It is a canoe, precisely 20 feet long, precisely 30 inches wide. It was engineered to weigh as little as possible, a trim 250 pounds.

It is made of concrete. It has floated. It will soon compete in a race. These facts create a paradox: buoyant concrete.

The canoe is quite nice looking, with a glass mosaic, a gleaming paint job and a nickname tagged on its side. It's the result of nearly a year of hard work."I think she's amazing," said Tiffany Hearn, the captain of the canoe-building team.

Hearn, 22, is a senior majoring in engineering at UNLV. She is smart and dedicated. She already has a job lined up after graduation and is applying to graduate school too.

Since May, she has been leading a seven-member team of other UNLV engineering students in their efforts to build a fully functional canoe entirely out of concrete.

Engineering students at UNLV and all over the country do this every year. They enter competitions. A national champion is declared. (It was the University of Nevada, Reno, last year).

UNLV has never made it past the regional competition. Maybe it will this year. Maybe it won't.

That's not the point.

"This is a big project that takes months to complete. They have to be able to work as a team," said Bill Culbreth, an associate dean in UNLV's college of engineering. "Most engineering projects will work that way."

So it is that the national concrete canoe competition is more than a boat-building contest.

It's a metaphor for the real world —where there is not nor will there ever be a market for boats made of sand, glue and water.

Noe Santos, the team member most responsible for figuring out how to make this particular blend of concrete, doesn't even plan on working in that area after he graduates in May. He'll be doing research on solar cells.

In the meantime, he and the rest of the team have spent at least 40 hours every week since May working on this canoe.

"No Christmas vacation. No Valentine's. No anything," Hearn said.

Santos, 21, explained that you can't use just any old concrete to make a canoe that actually works. The competition's rules say the canoe must float back to the surface after being submerged. UNLV has never done well on that test.

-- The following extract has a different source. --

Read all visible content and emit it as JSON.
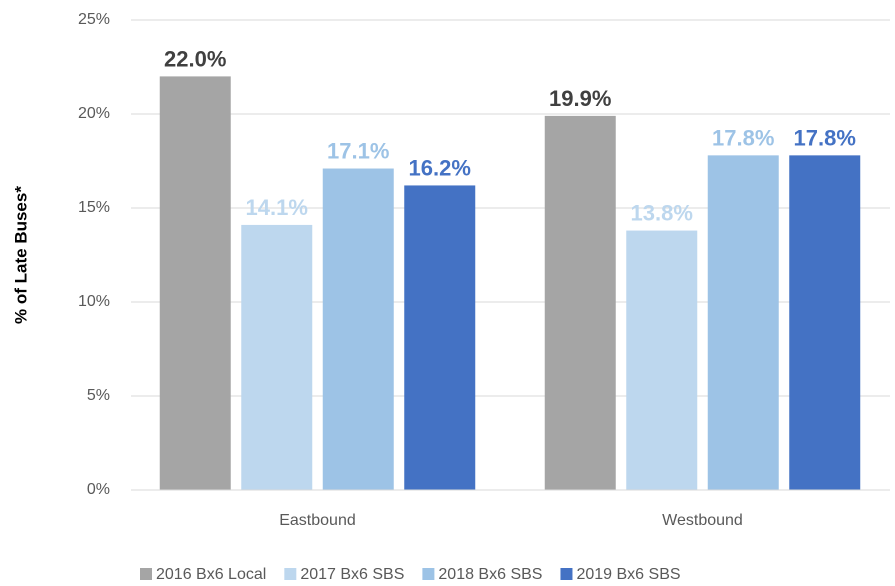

The competition also requires the presentation of technical papers. It features judges evaluating the canoe's look. It features races in actual bodies of water.

Judges award each team points for aesthetics, responses to questions and the technical paper. They combine points with a team's finish in a variety of races — sprints and slaloms — to determine the overall winner.

In the past, UNLV's teams have blended the concrete with rocks. They've had hits and misses, a couple of times suffering competition-ending catastrophic failures; the boats broke in half.

But not this year, the team members say.

First, the thing is much prettier than canoes past. It's got a UNLV mosaic on the bottom, and the name Kiss Our Glass on the side.

It's nearly as smooth as plastic; Hearn, who co-captained the team last year, said team members spent two weeks sanding this year's model.

They stained it with an environmentally friendly product (they'll get more points for using "sustainable" products in their design). The stain wasn't available in red, UNLV's color, so it's black and blue and white.

"I think we're gorgeous as far as aesthetics goes," Hearn said. "Our technical paper is dead on."

The team took their boat out to a man-made lake at Desert Shores on March 14. They rowed in it. They sank it. It came right back up.

To work on their speed, team members have been practicing twice a week in a traditional fiberglass canoe. They're getting pretty fast.

All of this has Hearn thinking they might finish in the regional competition's top five, set for April 4 in Hawaii.

About 20 teams are competing; the top three go to the nationals, set for June in Alabama.

The secret to the team's confidence is the concrete, which weighs in at 54 pounds per cubic foot, about 8 pounds lighter than water.

The concrete is blended with tiny glass bubbles, hollow glass beads about the size of ice cream sprinkles. So the concrete has little air pockets inside.

The team also used crushed glass in the blend, stuff they picked up from local bars. Points there for recycling.

It's also lined with a carbon fiber reinforcing mesh and with tiny metal cables.

A chunk of the concrete that they've saved feels about as light as chalk.

But is it strong enough? The computers -- and the test at Desert Shores -- say it is.

When team members were carrying the canoe to the water that Saturday for testing, they dropped it on the shore, which scared the heck out of everybody.

There were yelps. Fear. Visions of losing hundreds of hours of hard work.

But the canoe came through just fine. No problem. High fives would soon follow.

"We basically took that beast and made sure it wouldn't fall apart in any situation," Hearn said.

Which, if you think about it, is another metaphor. Staying strong under stress, enduring unanticipated obstacles, remaining focused over time. Teamwork.